Karl Barth, inclusive, comemorou o fato do Espírito de Deus e sua obra não cair no esquecimento do cristianismo contemporâneo:
Podemos declarar como auto-evidente que, quando falamos do Espírito Santo da mesma maneira como os profetas e os apóstolos o fizeram, estamos falando no mesmo sentido enfático e completo como quando falamos do próprio Deus. Os primeiros séculos após a era apostólica foram muito tardios em alcançar clareza sobre isto, do que em consideração à divindade de Cristo. E é bastante significante que, o mais novo protestantismo tenha, largamente, retornado à prática de falar do Espírito Santo como um poder espiritual pertencendo à história e carregando todas as marcas da humanidade. (grifo meu) [2]
É claro que o Consolador atua para apontar a Cristo, mas a pessoa e a obra do Espírito Santo não pode ser esquecida. O pentecostalismo trouxe de volta uma teologia do Espírito Santo, sendo assim, beneficiou a igreja cristã como um todo, pois como lembra Alister McGrath: “A atual redescoberta dos dons espirituais está relacionada ao movimento conhecido como pentecostalismo” [3]
Os pentecostais como alunos
Não só o pentecostalismo ensinou a cristandade a desejar os dons espirituais, como os pentecostais voltam para as igrejas tradicionais em busca de ensinamento e teologia consolidada. Os pentecostais sabem que o cristianismo não nasceu com William Seymour e nem mesmo com Lutero, mas que é uma história de dois mil anos. O senhor Jesus disse que sua Igreja nunca acabaria. Hoje, os pentecostais estão se voltando para a academia e deixando de lado o anti-intelectualismo que caracterizou o movimento por muitos anos. Em universidades como Mackenzie e Metodista, algumas salas tem os pentecostais como a maioria dos alunos.
Ou seja, assim deveria ser a cristandade como um todo. Um aprendendo com o outro, não somente os acertos, mas evitando os erros. O pentecostalismo só crescerá nos estudos produzidos no decorrer de dois milênios de cristianismo, assim com os demais cristãos serão beneficiados com a redescoberta da obra[4] operada pelo Espírito Santo.
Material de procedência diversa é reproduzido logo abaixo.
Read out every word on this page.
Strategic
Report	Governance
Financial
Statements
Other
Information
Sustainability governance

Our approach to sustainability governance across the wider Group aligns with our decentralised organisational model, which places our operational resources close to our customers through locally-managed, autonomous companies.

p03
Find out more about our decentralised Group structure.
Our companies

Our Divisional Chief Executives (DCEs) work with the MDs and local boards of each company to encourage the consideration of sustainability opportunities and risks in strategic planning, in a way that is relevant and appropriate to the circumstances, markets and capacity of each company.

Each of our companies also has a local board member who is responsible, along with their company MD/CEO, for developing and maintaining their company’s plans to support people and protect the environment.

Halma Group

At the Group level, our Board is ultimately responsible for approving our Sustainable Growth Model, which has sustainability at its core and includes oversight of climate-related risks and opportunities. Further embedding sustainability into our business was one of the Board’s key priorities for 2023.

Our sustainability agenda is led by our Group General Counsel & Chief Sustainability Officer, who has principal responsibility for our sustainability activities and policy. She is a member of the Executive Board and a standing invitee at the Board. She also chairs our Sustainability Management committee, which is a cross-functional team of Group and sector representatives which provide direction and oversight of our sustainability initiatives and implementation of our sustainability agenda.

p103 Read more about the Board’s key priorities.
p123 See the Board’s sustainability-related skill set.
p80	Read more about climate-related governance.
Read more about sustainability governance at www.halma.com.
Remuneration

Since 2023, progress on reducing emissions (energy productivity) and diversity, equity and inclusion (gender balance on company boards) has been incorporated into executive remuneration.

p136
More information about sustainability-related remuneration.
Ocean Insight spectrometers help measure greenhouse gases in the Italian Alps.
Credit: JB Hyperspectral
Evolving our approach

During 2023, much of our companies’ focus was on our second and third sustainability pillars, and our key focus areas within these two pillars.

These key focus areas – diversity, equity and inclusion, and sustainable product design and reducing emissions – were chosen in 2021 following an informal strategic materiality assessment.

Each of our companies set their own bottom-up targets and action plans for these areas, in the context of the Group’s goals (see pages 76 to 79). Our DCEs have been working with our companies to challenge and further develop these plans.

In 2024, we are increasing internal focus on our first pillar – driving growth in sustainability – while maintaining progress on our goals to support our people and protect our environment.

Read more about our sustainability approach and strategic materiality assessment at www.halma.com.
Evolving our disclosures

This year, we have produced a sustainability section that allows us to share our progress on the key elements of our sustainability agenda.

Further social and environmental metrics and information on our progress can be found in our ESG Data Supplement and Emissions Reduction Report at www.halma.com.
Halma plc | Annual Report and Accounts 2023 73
Referências Bibliográficas:
[1] CAVALCANTI, Robinson. Pseudopentecostais e a distorção da Reforma. Blog Teologia Pentecostal, São Paulo, novembro de 2008. Disponível em: <
http://teologiapentecostal.blogspot.com/2008/11/pseudo-pentecostais-e-distoro-da.html Acesso em: 21 ago. 2010.
[2] BARTH, Karl. Credo: Comentários ao Credo Apostólico. 1 ed. São Paulo: Novo Século, 2005. p 180.
[3] MCGRANTH, Alister E. Teologia Sistemática, Histórica e Filosófica: Uma Introdução à Teologia Cristã. 1 ed. Shedd Publicações, 2005. p 161.
[4] Para um estudo resumido sobre os dons espirituais, leia o verbete “Dons do Espírto”, pelo teólogo pentecostal Gordon Donald Fee, em: HAWTHORNE, Gerald F. E MARTIN, Ralph P. Dicionário de Paulo e Suas Cartas. 1 ed. São Paulo: Edições Vida Nova, Paulus e Edições Loyola, 2008. p 410- 420.